Investor shakes off bear market blues
Updated: 2012-02-24 08:10
By Chen Jia (China Daily)
BEIJING - The experience of investing in the stock market last year was depressing for Wei Xinrong, a 52-year-old restaurant co-owner who is taking a wait-and-see attitude this year.
China's stock market, which dropped more than 21 percent last year, sucked more than 300,000 yuan ($48,000) out of Wei's account by the last trading day. In the first month of last year, Wei had 1 million yuan invested in five companies.
The Shanghai Composite Index, which tracks China's biggest stock exchanges, closed at 2852.65 on Jan 1 last year.
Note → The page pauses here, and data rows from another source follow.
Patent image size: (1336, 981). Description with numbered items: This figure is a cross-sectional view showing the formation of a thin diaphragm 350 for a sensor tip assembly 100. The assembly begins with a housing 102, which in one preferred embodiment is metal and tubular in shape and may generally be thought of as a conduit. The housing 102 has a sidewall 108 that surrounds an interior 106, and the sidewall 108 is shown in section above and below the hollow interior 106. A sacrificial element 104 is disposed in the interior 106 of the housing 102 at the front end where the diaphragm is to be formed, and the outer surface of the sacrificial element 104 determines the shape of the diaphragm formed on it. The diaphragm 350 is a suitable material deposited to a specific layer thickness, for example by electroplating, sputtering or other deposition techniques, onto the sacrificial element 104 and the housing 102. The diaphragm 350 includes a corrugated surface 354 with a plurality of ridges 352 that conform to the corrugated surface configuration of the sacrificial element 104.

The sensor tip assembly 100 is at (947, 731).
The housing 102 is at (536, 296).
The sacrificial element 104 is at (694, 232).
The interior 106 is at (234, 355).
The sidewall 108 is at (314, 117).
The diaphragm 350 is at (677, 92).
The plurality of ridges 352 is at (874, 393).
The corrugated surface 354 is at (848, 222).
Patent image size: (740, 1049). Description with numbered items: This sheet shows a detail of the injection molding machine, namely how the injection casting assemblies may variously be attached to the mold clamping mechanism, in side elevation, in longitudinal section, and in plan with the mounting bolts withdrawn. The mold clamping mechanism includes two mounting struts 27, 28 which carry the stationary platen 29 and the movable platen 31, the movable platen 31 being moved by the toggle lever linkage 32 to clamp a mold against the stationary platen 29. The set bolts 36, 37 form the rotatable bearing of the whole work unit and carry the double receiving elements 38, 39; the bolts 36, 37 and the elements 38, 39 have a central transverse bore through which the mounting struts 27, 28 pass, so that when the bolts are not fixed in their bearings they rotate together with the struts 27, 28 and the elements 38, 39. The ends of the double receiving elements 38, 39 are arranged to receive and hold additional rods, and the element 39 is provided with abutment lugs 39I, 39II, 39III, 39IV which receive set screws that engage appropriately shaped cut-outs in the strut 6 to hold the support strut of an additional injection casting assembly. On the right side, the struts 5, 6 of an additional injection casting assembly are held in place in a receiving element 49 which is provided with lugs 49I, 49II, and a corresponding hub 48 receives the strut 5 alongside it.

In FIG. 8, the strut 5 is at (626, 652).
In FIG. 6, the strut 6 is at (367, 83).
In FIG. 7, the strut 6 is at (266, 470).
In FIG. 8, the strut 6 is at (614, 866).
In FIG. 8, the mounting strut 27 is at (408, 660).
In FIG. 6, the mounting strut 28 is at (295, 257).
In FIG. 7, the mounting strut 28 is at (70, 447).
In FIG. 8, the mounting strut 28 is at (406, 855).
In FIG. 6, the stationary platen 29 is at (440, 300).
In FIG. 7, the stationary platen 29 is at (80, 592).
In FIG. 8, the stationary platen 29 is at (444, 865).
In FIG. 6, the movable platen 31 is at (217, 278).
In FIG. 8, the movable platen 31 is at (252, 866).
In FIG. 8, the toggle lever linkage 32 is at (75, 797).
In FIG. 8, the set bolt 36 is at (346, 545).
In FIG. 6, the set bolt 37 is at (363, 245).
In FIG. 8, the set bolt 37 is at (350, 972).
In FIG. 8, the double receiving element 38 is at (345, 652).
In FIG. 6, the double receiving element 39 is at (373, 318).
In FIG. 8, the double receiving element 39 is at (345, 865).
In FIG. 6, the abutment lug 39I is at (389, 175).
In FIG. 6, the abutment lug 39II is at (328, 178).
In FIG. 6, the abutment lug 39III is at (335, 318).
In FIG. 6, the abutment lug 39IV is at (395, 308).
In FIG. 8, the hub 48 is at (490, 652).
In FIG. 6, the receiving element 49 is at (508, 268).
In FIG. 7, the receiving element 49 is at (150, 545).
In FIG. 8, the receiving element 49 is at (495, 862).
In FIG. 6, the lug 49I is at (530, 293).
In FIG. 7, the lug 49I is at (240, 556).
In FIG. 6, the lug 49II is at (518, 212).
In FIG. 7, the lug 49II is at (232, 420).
It reached a high for the year of 3067.46 on April 18, then slipped to a three-year low of 2132.63 on Jan 6 this year.
"I expected the large-cap stock index would rise above 3500 in the past few months, but I felt disappointed when I saw the continuous declines," said Wei, who wanted to buy a house for her newlywed son. "But the loss forced me to give up the plan."
"There may be some problems in the stock market that need the attention of top officials," Wei said. "For example, it's unreasonable that so many new share prices drop below the issue price soon after the initial public offering."
"I would not like to call the stock market a 'machine for recycling money', but it seems that way."
This year, Wei wanted a better return for shares.
"After all, it hit bottom in January," she said.
Last year's bear market came mainly because of the long-standing tight monetary policies. They were supposed to soak up liquidity and beat inflation, but they also hurt share prices, said Lu Zhengwei, chief economist at Industrial Bank.
According to Jing Ulrich, chairman of global markets for China at JP Morgan Chase, it will be hard to change the bear market into a bull market in the first half of this year.
However, "there may be some good investment chances in some sectors, such as the retail industry, which may have 18 percent growth this year", Ulrich said.
In addition, Ulrich suggested investors keep a close eye on banks and energy companies listed on the A-share market.
"These shares now have relatively lower price-to-earning ratios of about eight, which means the expected return may be very high, depending on the stable expansion of these industries."